Monday, September 18, 2006

The Louder Message?

Today's Washington Post includes an op-ed on energy policy by Representative Sherwood Boehlert (R, NY,) chair of the House Science Committee. He argues that our approach to energy has been all talk and little action, and he draws an analogy to BP's recent problems in Alaska and elsewhere. He concludes that the market won't deliver conservation without being forced by government to produce more efficient products, by means such as more stringent Corporate Average Fuel Economy (CAFE) standards. I wonder, though, if such a move would send any louder message than the one currently being delivered by the voluntary decimation announced by Ford Motor Company last week.

Rep. Boehlert is mistaken in several details, but his assessment of the big picture is justified. It's incorrect to say that consumers haven't had the choice of more efficient cars for many years, or to think that simply changing CAFE standards will alter the industry's sales mix in ways that fuel prices haven't. He also mis-characterizes the long-overdue reassessment of a federal ban on offshore oil and gas drilling that was founded on 30-year old environmental assumptions and is simply incompatible with any notion of US energy security. But he is correct that merely promoting domestic production doesn't constitute an energy strategy, which must include a comprehensive view of the demand side, as well.

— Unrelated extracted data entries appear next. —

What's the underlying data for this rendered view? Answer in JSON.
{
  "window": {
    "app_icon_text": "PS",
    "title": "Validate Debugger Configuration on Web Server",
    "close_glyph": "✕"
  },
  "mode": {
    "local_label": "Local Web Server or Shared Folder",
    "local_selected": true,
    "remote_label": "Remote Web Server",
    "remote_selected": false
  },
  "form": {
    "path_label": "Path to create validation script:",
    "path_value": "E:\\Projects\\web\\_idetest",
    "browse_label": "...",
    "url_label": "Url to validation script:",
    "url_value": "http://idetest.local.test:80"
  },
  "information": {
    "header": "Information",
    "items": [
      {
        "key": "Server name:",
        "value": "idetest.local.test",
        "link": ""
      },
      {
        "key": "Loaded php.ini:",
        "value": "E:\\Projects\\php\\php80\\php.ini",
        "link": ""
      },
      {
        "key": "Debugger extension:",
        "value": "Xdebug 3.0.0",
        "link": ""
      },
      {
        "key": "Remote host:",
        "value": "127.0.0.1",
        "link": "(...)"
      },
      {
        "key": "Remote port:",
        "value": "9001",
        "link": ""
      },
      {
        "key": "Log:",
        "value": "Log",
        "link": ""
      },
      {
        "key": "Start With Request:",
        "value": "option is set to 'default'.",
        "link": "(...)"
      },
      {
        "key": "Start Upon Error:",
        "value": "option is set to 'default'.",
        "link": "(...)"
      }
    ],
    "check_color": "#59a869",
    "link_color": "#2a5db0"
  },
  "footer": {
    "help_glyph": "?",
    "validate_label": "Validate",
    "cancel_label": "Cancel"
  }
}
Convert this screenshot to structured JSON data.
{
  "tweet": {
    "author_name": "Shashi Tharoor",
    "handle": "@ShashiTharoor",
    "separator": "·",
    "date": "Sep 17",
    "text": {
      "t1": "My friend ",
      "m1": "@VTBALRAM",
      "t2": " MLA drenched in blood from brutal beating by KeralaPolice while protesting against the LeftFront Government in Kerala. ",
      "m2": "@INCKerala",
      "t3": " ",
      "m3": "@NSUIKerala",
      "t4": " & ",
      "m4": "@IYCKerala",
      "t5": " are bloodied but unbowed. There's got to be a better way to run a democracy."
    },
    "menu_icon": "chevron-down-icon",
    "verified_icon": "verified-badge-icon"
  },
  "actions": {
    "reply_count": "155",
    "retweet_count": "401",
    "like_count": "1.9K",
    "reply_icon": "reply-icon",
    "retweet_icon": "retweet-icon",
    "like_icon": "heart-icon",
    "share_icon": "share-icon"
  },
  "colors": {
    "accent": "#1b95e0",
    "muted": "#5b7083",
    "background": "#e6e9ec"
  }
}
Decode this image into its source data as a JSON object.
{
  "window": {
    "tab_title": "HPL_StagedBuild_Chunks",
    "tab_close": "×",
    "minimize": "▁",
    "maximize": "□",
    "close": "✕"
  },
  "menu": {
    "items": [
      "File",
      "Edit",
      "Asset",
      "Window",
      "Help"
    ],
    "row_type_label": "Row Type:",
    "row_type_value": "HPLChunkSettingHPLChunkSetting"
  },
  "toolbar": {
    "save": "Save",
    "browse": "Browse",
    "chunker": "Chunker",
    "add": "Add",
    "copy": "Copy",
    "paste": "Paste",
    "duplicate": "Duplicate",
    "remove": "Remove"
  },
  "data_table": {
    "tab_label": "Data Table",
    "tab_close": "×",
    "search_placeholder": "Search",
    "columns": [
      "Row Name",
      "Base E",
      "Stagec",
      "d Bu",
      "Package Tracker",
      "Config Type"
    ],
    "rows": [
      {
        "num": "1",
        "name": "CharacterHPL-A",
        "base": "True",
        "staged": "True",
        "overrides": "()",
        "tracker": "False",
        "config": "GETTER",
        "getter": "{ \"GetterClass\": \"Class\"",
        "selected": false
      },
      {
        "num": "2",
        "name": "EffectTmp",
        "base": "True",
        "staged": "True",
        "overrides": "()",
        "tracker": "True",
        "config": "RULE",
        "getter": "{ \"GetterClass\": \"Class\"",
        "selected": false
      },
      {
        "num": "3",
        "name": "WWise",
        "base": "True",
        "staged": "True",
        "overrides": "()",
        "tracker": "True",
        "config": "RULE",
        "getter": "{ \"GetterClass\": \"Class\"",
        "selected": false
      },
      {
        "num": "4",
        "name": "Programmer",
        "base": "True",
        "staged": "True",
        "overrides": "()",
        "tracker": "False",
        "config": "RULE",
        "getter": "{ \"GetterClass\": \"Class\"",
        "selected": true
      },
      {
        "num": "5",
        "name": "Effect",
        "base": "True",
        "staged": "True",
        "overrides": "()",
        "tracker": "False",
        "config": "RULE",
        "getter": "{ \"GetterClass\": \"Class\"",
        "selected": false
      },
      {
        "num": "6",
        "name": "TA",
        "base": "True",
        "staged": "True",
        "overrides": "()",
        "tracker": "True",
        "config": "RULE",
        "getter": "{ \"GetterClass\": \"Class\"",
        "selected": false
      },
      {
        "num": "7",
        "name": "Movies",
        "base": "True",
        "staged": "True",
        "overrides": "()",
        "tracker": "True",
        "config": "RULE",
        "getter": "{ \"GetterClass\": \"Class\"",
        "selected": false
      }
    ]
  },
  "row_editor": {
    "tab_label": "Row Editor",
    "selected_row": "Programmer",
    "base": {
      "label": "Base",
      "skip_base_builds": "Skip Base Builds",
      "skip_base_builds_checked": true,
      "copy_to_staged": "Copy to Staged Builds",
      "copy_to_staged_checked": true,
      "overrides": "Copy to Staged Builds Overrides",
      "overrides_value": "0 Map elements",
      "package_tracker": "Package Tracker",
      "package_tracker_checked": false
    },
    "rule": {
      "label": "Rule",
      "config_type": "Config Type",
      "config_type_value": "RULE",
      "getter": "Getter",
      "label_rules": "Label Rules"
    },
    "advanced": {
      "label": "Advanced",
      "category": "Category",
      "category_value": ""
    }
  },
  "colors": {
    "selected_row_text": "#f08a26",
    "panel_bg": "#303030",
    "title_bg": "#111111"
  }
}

However, rather than remaining aloof from the issue, the market has sent a powerful message about the importance of efficiency. Sustained high gas prices utterly demolished the product strategy of the second-largest US carmaker, which was overly reliant on sales of big SUVs and pickup trucks and lacked sufficiently attractive cars and crossovers, to an even greater extent than its slumping US counterparts. Ford's massive employee "buyout" program was prompted by massive financial losses and a 3-year slide in their equity value, to levels that would put the company into play--if anyone else wanted to be saddled with their problems. Their present action will staunch the bleeding, but it's a poor and tardy substitute for the kind of efficiency-based product strategy Toyota launched nearly a decade ago, and that is carrying them to within striking distance of the #1 spot in the global auto industry.

I also don't believe that stricter CAFE standards would have averted this situation. Rather, two quirks in CAFE have contributed greatly to the present, sorry state of the US car business. The well-known "SUV Loophole" paved the way for building highly-profitable but grossly inefficient truck-based SUVs, and the Flexible Fuel offset, by which inexpensive ethanol compatibility turned millions of SUVs into sub-compacts on paper, delayed more meaningful responses. CAFE standards alone, even if they were simplified to eliminate all loopholes--a hard prospect to imagine in contemporary politics--are no substitute for sending consumers the signals that will change their buying habits. Nor do they replace sound strategic planning on the part of auto makers, when the signposts of rising oil prices have been evident for years.

The stricter CAFEs that Rep. Boehlert advocates won't force consumers to buy efficient cars; they will merely stimulate a wider array of choices. Let's hope that Ford's painful lesson has been learned by all, and that it won't just be Japanese, Korean and Chinese auto makers that benefit. As it was in the 1970s, it is too late for GM, Ford and Chrysler to get ahead of this curve and turn these trends to their advantage. Let's hope it's not too late for them to catch up, at all.